In 1D scattering, probability conservation is encoded in the continuity equation for density and current. For a real, time-independent potential this leads to R + T = 1 when R and T are defined using probability currents. The simple relation |r|² + |t|² = 1 holds only when k' = k; in general T includes a factor k'/k. Stationary states have time-independent densities.
Review Key Terms
Flip through these flashcards to reinforce the main concepts from this module.
- Time-dependent Schrödinger equation (TDSE)
- The fundamental equation of nonrelativistic quantum dynamics: `iħ ∂|ψ(t)⟩/∂t = H|ψ(t)⟩`, determining how quantum states evolve in time.
- Time-evolution operator U(t)
- For time-independent H, `U(t) = e^(-iHt/ħ)` with `|ψ(t)⟩ = U(t)|ψ(0)⟩`. U(t) is unitary and preserves total probability.
- Stationary state
- An energy eigenstate of a time-independent Hamiltonian. Its wavefunction has the form `ψ_E(x,t) = φ_E(x)e^(-iEt/ħ)` with time-independent probability density.
- Wavepacket
- A localized quantum state built as a superposition of many momentum or energy eigenstates. It moves and usually spreads over time.
- Reflection and transmission amplitudes (r, t)
- Complex coefficients in scattering states describing the amplitudes of reflected and transmitted waves relative to the incoming wave.
- Reflection and transmission probabilities (R, T)
- Measurable quantities derived from amplitudes and currents. In 1D with wave numbers k (left) and k' (right): R = |r|², T = (k'/k)|t|², with R + T = 1 for real, time-independent potentials.
- Probability current j(x,t)
- For a particle in 1D, `j = (ħ/m) Im(ψ* ∂ψ/∂x)`. Together with ρ = |ψ|² it satisfies the continuity equation `∂ρ/∂t + ∂j/∂x = 0`.
Key Terms
- Unitarity
- The property of time evolution that preserves inner products and total probability: U(t) is unitary, so `U†U = I`.
- Wavepacket
- A localized quantum state formed by superposing many plane waves or energy eigenstates, which moves and often spreads in time.
- Scattering state
- A solution of the stationary Schrödinger equation that describes an incoming wave plus reflected and transmitted components.
- Stationary state
- An energy eigenstate of a time-independent Hamiltonian whose probability density is independent of time.
- Larmor precession
- Precession of a magnetic moment (such as a spin-1/2 particle) around an external magnetic field at the Larmor frequency ω = γB.
- Probability current
- A quantity j(x,t) that, together with the probability density ρ(x,t), satisfies the continuity equation expressing probability conservation.
- Time-evolution operator
- An operator U(t) that maps an initial state to its state at time t. For time-independent H, `U(t) = e^(-iHt/ħ)`.
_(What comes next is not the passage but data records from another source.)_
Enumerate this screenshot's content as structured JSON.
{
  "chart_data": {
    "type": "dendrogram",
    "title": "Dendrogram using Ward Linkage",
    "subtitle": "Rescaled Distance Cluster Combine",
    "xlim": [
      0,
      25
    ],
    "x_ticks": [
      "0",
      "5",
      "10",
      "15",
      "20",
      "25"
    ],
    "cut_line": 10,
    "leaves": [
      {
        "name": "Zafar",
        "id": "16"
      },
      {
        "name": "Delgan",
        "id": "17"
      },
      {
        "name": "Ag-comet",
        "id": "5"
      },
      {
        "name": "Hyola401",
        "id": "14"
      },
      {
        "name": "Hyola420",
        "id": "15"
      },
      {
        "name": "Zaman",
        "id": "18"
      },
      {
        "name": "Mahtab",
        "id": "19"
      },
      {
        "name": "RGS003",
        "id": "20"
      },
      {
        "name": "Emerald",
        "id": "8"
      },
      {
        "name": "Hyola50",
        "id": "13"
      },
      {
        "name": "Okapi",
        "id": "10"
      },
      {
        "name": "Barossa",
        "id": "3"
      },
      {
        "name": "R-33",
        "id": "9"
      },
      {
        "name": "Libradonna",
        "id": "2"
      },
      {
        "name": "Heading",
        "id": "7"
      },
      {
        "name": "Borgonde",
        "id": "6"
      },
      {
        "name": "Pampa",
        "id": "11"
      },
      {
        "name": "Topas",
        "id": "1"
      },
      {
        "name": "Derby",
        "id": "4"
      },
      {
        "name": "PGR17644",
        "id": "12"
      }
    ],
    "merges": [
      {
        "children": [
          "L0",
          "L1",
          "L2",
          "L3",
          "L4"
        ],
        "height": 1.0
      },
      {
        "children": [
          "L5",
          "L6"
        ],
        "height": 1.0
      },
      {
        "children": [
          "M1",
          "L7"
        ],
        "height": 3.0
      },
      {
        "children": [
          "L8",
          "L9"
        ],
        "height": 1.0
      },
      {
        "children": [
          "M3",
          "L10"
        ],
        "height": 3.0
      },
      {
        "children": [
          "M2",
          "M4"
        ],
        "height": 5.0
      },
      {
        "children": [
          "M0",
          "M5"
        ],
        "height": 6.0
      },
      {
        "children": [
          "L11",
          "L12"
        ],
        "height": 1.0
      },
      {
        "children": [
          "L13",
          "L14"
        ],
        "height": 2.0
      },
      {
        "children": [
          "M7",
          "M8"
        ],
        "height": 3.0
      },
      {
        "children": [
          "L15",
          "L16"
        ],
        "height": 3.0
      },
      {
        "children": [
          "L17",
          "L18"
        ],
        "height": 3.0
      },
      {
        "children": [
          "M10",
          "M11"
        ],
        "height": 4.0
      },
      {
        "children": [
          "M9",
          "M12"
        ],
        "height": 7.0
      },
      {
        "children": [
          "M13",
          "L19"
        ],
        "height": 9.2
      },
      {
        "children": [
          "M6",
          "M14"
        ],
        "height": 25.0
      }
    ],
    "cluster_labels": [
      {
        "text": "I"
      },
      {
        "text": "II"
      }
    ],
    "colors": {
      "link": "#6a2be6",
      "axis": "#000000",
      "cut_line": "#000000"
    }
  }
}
- Reflection coefficient (R)
- The probability (or current fraction) that a particle is reflected by a potential, often R = |r|² in 1D.
- Transmission coefficient (T)
- The probability (or current fraction) that a particle passes through a potential; in 1D, T often includes a factor of k'/k.
- Time-dependent Schrödinger equation (TDSE)
- The core equation of nonrelativistic quantum mechanics describing time evolution: `iħ ∂|ψ(t)⟩/∂t = H|ψ(t)⟩`.